Fallin’ De La Soul & Teenage Fanclub
This is from the soundtrack to a movie I never actually saw, Judgment Night, which featured a bunch of collaborations between hip-hop and rock artists. It’s a mixed bag but some are remarkably good, and this may the best of the lot, though I’m not sure what Teenage Fanclub had to do with it; it pretty much just sounds like a De La Soul song. (The sample from Tom Petty’s “Free Fallin” is well deployed.)

Some Days Are Better than Others U2
Some days I say to myself, “I can’t believe you put a U2 song on here. It makes me sad just to think of them.” Then I answer back, “Fuck you, Zooropa is a great record.” This conflict may never be resolved.

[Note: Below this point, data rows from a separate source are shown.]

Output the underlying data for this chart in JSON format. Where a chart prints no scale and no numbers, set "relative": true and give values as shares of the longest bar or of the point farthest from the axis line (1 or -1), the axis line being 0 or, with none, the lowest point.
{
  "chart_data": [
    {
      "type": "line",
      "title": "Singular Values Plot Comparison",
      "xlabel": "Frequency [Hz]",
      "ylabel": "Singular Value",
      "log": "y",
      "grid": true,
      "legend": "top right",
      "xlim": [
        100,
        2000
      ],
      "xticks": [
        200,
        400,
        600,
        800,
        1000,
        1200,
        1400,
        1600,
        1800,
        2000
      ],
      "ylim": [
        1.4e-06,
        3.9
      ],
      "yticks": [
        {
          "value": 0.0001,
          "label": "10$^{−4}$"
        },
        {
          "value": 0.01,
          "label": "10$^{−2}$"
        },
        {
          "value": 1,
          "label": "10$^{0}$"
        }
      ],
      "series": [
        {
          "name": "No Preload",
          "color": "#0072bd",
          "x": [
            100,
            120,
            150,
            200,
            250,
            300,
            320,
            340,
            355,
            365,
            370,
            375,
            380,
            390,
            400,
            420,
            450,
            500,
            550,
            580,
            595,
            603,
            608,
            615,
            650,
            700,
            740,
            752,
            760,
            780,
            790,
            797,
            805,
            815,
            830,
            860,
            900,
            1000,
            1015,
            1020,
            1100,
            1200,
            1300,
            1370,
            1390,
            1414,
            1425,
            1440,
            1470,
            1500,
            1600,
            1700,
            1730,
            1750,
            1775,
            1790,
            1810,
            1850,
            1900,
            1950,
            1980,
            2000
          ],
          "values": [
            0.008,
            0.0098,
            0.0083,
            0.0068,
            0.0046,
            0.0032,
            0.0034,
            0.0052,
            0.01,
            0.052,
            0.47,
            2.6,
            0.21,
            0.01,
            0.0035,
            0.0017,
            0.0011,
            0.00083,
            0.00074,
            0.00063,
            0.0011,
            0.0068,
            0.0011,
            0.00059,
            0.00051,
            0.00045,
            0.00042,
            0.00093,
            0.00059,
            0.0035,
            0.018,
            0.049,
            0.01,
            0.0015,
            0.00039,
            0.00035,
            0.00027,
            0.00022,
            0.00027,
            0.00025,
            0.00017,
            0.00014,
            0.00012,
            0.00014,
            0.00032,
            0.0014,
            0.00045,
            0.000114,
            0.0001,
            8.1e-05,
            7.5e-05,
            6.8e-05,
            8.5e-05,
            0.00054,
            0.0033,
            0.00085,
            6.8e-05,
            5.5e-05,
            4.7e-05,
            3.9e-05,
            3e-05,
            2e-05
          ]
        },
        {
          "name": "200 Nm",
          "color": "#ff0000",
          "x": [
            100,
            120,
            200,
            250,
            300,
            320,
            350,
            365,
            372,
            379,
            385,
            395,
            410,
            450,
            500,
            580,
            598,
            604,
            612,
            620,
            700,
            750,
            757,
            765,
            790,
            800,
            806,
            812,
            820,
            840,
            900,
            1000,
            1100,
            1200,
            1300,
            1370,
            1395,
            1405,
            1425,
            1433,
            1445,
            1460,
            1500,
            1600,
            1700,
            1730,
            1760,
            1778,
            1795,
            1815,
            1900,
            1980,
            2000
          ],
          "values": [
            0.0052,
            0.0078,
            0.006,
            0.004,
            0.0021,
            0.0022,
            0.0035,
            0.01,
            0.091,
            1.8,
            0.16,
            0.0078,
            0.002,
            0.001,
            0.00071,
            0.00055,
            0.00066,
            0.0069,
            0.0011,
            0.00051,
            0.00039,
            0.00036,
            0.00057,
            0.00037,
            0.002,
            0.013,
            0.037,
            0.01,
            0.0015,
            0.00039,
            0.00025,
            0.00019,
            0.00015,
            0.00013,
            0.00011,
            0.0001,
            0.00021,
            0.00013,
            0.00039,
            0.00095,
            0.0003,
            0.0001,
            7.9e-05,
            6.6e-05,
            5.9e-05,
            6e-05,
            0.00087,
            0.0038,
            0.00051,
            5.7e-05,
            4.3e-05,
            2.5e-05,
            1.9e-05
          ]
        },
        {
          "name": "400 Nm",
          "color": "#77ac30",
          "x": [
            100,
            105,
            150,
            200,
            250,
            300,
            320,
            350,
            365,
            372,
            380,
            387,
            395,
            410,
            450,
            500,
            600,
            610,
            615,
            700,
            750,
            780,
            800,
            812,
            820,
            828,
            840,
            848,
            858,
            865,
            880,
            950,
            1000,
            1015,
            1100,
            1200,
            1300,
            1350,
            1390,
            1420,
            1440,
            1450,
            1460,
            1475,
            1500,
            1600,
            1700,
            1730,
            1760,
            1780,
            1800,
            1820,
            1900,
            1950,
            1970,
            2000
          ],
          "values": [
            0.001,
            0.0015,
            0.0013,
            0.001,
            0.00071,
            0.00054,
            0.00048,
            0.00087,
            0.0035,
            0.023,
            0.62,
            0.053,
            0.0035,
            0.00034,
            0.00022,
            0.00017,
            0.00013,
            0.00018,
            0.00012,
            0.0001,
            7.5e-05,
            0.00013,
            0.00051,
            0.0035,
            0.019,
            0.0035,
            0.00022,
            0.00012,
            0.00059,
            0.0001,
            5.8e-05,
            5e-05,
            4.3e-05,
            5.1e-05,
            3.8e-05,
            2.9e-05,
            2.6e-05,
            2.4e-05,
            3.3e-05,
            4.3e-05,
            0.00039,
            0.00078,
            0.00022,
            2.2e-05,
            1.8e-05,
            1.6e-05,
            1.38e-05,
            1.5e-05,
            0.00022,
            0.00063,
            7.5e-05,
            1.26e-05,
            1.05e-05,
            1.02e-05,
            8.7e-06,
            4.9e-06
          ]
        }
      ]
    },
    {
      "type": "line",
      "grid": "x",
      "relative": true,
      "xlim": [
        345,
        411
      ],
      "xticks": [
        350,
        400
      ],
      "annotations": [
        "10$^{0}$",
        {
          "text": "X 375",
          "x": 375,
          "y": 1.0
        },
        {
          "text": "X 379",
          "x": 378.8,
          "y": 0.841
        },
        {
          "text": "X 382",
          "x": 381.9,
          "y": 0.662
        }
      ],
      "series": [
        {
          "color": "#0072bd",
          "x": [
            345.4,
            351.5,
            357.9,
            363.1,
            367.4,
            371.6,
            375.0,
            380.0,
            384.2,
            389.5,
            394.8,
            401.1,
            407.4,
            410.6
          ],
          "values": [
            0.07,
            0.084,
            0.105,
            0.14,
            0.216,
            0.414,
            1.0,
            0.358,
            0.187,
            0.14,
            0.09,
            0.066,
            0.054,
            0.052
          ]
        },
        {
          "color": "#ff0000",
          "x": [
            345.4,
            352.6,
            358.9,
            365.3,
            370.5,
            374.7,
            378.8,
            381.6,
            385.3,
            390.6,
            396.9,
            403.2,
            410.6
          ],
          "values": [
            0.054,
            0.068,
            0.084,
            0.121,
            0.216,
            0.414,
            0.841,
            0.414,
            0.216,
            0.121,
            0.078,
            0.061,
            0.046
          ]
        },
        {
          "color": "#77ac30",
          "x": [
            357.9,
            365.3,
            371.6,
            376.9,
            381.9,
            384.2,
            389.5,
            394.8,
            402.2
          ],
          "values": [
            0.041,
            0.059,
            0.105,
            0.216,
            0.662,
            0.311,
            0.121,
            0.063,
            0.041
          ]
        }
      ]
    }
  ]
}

That Was a Pretty Good Day Bill Murray
Punxsutawney Phil recently weighed in again, predicting six more weeks of winter in a year where we could really use an early spring. Is there an impeachment proceeding for ground squirrels?

Today Smashing Pumpkins
This is one of the songs that probably doesn’t sound quite as good as it used to; it’s all about that guitar tone, and some of those frequencies are gone now. Though Smashing Pumpkins on the whole haven’t aged all that well, I don’t think. It might have helped if Billy Corgan had offed himself about 1997; I’m not saying I wish it, but it would have been a good career move.

A Day in the Life The Beatles
“Last December, when we were reminded of the anniversary of the death of the leader of The Beatles — at least the early leader of the band — we began to think: How much longer will it be until John Lennon has been dead longer than he was alive? That, according to Google calculations, would be today…. Today just seems like a weird day. Or a day in the life. Some of us think about these things.” —Editorial, The Arkansas Democrat-Gazette, 2/7/2021

Not Anymore Peter Sellers
There are two kinds of people in the world, those who giggle uncontrollably at Inspector Clouseau and those who don’t. If you’re one of the latter, well… I’m sure our peoples can coexist peacefully, if we work at it.